In an announcement Monday, Drummond referred to a 10th U.S. Circuit Court of Appeals decision from June 2024 as “wayward.” He said he is challenging the idea that Oklahoma’s approach to recording and maintaining birth certificates is “somehow barred by the U.S. Constitution” because it won’t change a sex designation to match a person’s gender identity.
That federal appeals court ruling sided with three transgender plaintiffs in a lawsuit filed by Lambda Legal, who alleged Oklahoma’s approach violated the 14th Amendment’s Equal Protection Clause. The ruling returned the case to the U.S. District Court for the Northern District of Oklahoma.

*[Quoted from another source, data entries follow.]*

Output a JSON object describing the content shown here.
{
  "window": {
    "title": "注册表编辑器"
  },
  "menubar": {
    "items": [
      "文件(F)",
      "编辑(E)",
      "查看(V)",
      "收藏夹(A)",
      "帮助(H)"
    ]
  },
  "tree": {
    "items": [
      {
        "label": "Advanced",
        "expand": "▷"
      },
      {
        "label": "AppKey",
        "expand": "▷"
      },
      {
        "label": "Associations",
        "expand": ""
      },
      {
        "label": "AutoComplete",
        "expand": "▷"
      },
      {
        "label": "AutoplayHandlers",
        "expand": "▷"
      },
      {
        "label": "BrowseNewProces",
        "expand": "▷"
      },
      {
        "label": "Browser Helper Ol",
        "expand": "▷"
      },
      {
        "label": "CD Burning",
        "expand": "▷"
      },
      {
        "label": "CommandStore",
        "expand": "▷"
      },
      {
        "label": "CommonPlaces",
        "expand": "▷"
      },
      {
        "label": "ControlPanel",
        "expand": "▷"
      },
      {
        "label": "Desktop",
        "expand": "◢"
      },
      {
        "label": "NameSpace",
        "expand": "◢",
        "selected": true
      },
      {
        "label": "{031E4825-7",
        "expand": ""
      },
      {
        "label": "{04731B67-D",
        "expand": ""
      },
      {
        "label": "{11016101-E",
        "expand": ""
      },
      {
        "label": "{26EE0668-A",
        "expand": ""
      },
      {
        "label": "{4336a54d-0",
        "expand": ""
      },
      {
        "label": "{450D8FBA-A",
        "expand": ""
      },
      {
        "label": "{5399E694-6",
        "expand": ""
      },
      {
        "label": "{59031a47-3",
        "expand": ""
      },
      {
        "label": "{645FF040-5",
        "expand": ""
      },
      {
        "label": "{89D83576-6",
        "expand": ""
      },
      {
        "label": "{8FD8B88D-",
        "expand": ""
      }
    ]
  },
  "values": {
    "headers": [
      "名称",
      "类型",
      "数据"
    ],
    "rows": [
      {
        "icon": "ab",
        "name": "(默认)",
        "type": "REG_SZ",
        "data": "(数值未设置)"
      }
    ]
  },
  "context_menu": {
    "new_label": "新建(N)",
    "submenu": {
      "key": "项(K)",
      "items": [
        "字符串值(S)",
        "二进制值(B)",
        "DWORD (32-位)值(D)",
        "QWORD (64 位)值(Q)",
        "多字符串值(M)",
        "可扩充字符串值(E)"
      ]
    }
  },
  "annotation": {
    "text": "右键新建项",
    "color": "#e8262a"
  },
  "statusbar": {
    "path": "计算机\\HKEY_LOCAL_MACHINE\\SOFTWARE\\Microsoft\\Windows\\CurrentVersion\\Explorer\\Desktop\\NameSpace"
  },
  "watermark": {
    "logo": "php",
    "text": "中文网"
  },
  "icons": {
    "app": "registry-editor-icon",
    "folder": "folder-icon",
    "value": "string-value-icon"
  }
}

“This ruling stands as a monumental win for the transgender community in Oklahoma and nationwide, sending a clear message to lawmakers everywhere that unconstitutional discrimination against transgender people will not be tolerated by the courts,” said Lambda Legal Senior Counsel Peter Renn at the time.
The case is based on a 2021 executive order issued by Gov. Kevin Stitt, which banned the amendment of birth certificates in any way that’s inconsistent with state statute. Senate Bill 1100 followed in 2022, requiring the sex designation on a birth certificate to be male or female, and prohibiting nonbinary designations.
From 2018 to 2021, an estimated 100 transgender people received Oklahoma birth certificates with amended sex designations, according to court documents.
In his petition to the U.S. Supreme Court, Drummond said the 10th Circuit’s decision conflicts with a similar one from the 6th Circuit, which stated Tennessee doesn’t unconstitutionally discriminate against transgender people by not allowing them to change their birth certificate’s sex designation.
Drummond also argues Oklahoma “does not guarantee anyone a birth certificate matching gender identity, only a certificate that accurately records a historical fact: the sex of each newborn.”
“Nothing in the Constitution prohibits States from permanently documenting sex on a birth certificate,” the petition argues. “A newborn’s sex is an objective fact that has long been recorded and preserved in state records. And the Fourteenth Amendment does not require Oklahoma to catalogue gender identity — years after birth — on birth certificates.”